Several years back, a friend actually introduced me to a brew station with a press and pour functionality. I could press my cup against the button, coffee would pour in a nice little stream into my cup, and my liquid level indicator would beep when coffee was near the top. It was great! It also featured only six buttons, two of which were for setting time, the other four were for turning the machine on, turning the brew at later set time function on, toggling through the three brewing options, and toggling through the five keep warm settings. For a blind person, this was refreshingly simple and did everything I needed it to!

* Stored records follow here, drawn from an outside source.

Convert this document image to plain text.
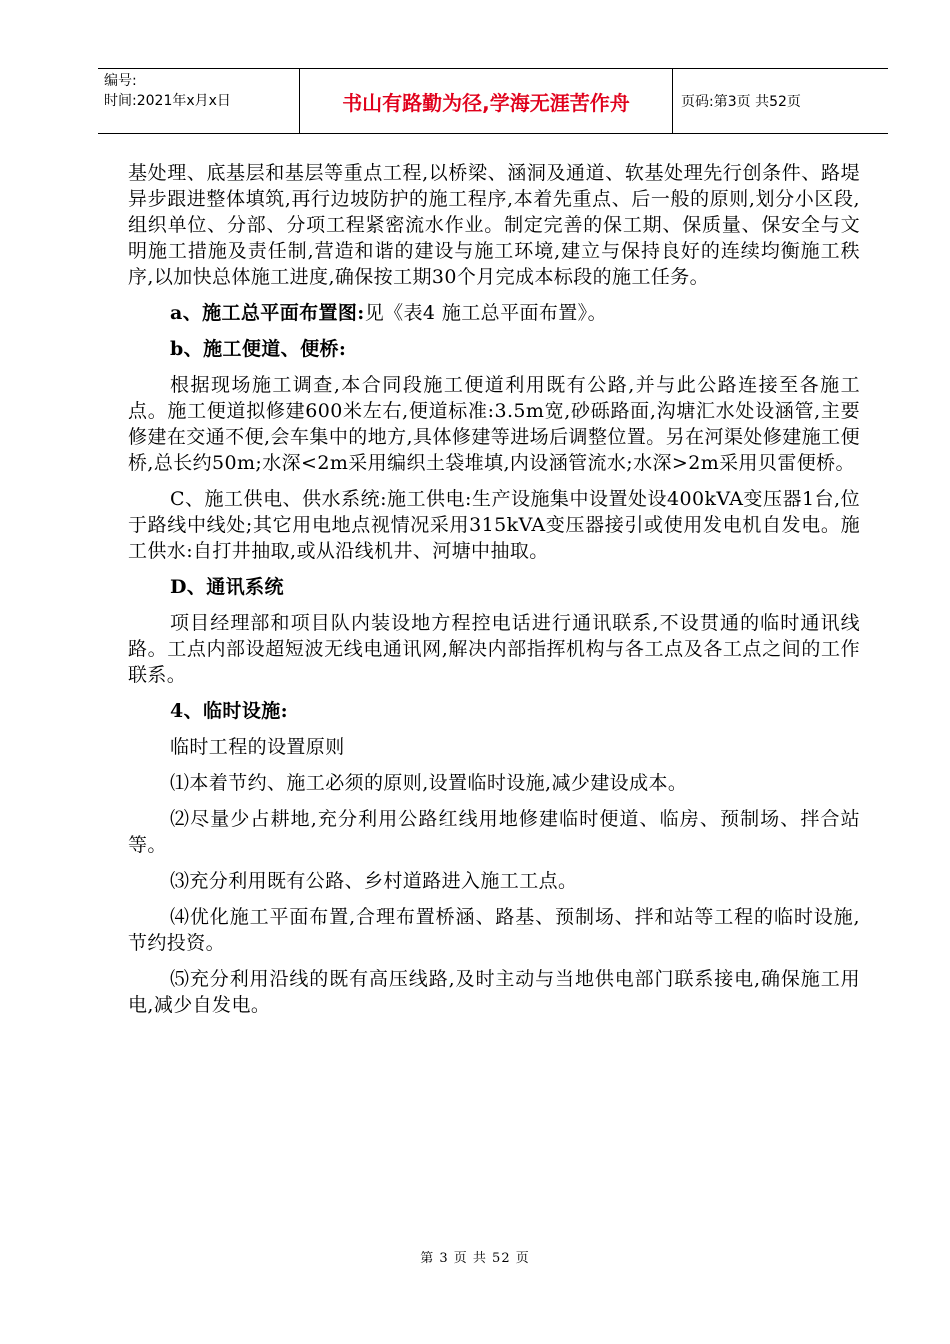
编号:
时间:2021年x月x日	书山有路勤为径,学海无涯苦作舟	页码:第3页 共52页

基处理、底基层和基层等重点工程,以桥梁、涵洞及通道、软基处理先行创条件、路堤异步跟进整体填筑,再行边坡防护的施工程序,本着先重点、后一般的原则,划分小区段,组织单位、分部、分项工程紧密流水作业。制定完善的保工期、保质量、保安全与文明施工措施及责任制,营造和谐的建设与施工环境,建立与保持良好的连续均衡施工秩序,以加快总体施工进度,确保按工期30个月完成本标段的施工任务。

a、施工总平面布置图:见《表4 施工总平面布置》。

b、施工便道、便桥:

根据现场施工调查,本合同段施工便道利用既有公路,并与此公路连接至各施工点。施工便道拟修建600米左右,便道标准:3.5m宽,砂砾路面,沟塘汇水处设涵管,主要修建在交通不便,会车集中的地方,具体修建等进场后调整位置。另在河渠处修建施工便桥,总长约50m;水深<2m采用编织土袋堆填,内设涵管流水;水深>2m采用贝雷便桥。

C、施工供电、供水系统:施工供电:生产设施集中设置处设400kVA变压器1台,位于路线中线处;其它用电地点视情况采用315kVA变压器接引或使用发电机自发电。施工供水:自打井抽取,或从沿线机井、河塘中抽取。

D、通讯系统

项目经理部和项目队内装设地方程控电话进行通讯联系,不设贯通的临时通讯线路。工点内部设超短波无线电通讯网,解决内部指挥机构与各工点及各工点之间的工作联系。

4、临时设施:

临时工程的设置原则

⑴本着节约、施工必须的原则,设置临时设施,减少建设成本。

⑵尽量少占耕地,充分利用公路红线用地修建临时便道、临房、预制场、拌合站等。

⑶充分利用既有公路、乡村道路进入施工工点。

⑷优化施工平面布置,合理布置桥涵、路基、预制场、拌和站等工程的临时设施,节约投资。

⑸充分利用沿线的既有高压线路,及时主动与当地供电部门联系接电,确保施工用电,减少自发电。

第 3 页 共 52 页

A couple of weeks ago, however, the little push button internal mechanism broke. I hadn’t seen any other coffee machines with the same simplicity and functionality so I went looking for the identical replacement. When it arrived, I was surprised to see that my new coffee maker was new and improved! Probably the most useful upgrade, I no longer had to pour water into the bottom reservoir, there was a new removable side reservoir that you filled up and simply placed back on the side of the machine; the flawed drip tray that used to allow for drips to leak down onto the counter was now fixed so all drips stay in the drip tray; the keep warm function could now be turned back on after it turned off by holding the on button for three seconds; and most exciting upgrade, there was...wait for it...an ice coffee button!
A small complaint about the ice coffee button, while pressing it reverts the keep warm time to 0 (very useful for figuring out what the status of that setting is without being able to see the screen), but it for some strange reason, does one heating cycle after the pot is done brewing if you don't turn it off. A very surprising thing when you think your coffee is done and sitting nicely on the counter and all of a sudden you hear gurgling coming from the machine and find out it has heated your entire pot of ice coffee...quite disappointing.
This weird glitch does have a simple fix, turn pot off after brewing, and ice coffee is perfect. Another small difference, the brew station no longer beeps when the brew cycle is complete...kind of weird but it gurgles enough while brewing that you can tell when it is done, so a fairly small complaint. So with my new and improved brew station and my handy ice trays, Seevey says...five coffee beans!